By Ellen McGirt
Updated: September 25, 2018 3:42 PM ET

“It is time for justice. Mr. Cosby, this has all circled back to you. The time has come.”

These were the words from Montgomery County Judge Steven O’Neill, passing judgment on America’s Dad.

Eighty-one-year-old William Henry Cosby, Sr. was sentenced on Tuesday to three to 10 years behind bars for drugging and sexually assaulting Andrea Constandt in 2004. Constandt was working as the director of operations at Temple University’s women’s basketball team when she met the famous alumnae. She alleged that he drugged and molested her during a meeting in his home. The judge quoted from her testimony that Cosby took her “beautiful, young spirit and crushed it.”

It has been a mind-numbing fall from grace for the former star, a now convicted predator who had long been hiding in plain sight. I imagine that it is a bittersweet moment for his dozens of other alleged victims.

He will now become the first celebrity of the #MeToo era to be sent to prison.

While beloved by mainstream audiences, black ones long held an ambivalent view of the comedian. The Los Angeles Times’s Greg Braxton broke down the binary during Cosby’s first trial, in June, 2017.
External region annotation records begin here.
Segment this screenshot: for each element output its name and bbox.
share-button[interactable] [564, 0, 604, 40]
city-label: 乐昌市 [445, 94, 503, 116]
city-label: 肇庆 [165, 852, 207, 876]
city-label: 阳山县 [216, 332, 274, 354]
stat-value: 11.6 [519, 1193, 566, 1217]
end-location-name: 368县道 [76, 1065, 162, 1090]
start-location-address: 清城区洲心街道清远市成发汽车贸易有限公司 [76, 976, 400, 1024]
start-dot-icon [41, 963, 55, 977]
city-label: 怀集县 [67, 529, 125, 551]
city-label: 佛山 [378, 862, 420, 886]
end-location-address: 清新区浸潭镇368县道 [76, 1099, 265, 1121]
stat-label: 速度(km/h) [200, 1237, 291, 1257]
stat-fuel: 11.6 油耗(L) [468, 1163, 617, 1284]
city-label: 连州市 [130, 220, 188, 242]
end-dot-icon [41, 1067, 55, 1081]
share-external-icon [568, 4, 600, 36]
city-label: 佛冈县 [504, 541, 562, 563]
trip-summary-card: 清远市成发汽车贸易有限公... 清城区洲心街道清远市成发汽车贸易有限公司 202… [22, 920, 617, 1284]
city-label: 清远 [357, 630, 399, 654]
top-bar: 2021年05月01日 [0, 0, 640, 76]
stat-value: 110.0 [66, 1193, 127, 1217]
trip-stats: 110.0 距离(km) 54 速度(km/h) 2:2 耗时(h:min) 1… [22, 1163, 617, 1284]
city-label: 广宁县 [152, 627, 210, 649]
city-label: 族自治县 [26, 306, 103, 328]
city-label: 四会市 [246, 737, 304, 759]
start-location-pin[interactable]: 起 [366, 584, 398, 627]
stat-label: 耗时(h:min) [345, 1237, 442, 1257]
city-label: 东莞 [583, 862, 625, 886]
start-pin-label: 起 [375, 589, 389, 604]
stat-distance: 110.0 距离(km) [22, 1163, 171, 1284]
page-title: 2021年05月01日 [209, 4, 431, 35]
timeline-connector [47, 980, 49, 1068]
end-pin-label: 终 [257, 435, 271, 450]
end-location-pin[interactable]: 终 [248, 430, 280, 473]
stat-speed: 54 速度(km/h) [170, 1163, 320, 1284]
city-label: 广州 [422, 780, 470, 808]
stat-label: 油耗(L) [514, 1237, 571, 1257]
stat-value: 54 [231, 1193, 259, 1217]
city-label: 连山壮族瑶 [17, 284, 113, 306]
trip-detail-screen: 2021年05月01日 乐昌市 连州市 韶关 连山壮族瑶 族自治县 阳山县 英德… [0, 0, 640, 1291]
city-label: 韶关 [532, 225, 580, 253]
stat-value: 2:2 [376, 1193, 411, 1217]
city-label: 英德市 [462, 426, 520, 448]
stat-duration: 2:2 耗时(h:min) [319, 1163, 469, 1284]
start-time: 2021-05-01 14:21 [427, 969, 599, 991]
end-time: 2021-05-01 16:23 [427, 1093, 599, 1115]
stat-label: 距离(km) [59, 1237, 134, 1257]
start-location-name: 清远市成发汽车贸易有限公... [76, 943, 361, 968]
During the latter stages of his five-decades-long career, the entertainer has had a love-hate relationship with black America, where he is regarded as:

(a) A beloved, heroic figure who broke down several barriers as an artist, educator, philanthropist and creator of “The Cosby Show,” which revolutionized television with its portrait of an affluent, educated black family.

And/or:

(b) An outspoken scold who chastised poorer blacks on issues ranging from bad grammar to the squandering of opportunities provided by the civil rights movement.

If you’re curious, I was mostly Team B.

But either way, the news still has the power to shock. Justice delayed became justice delivered, a hopeful sign for a society that has yet to fully wrestle with the contours of predatory behavior from powerful men. With many trials yet to come, a little hope can come in handy.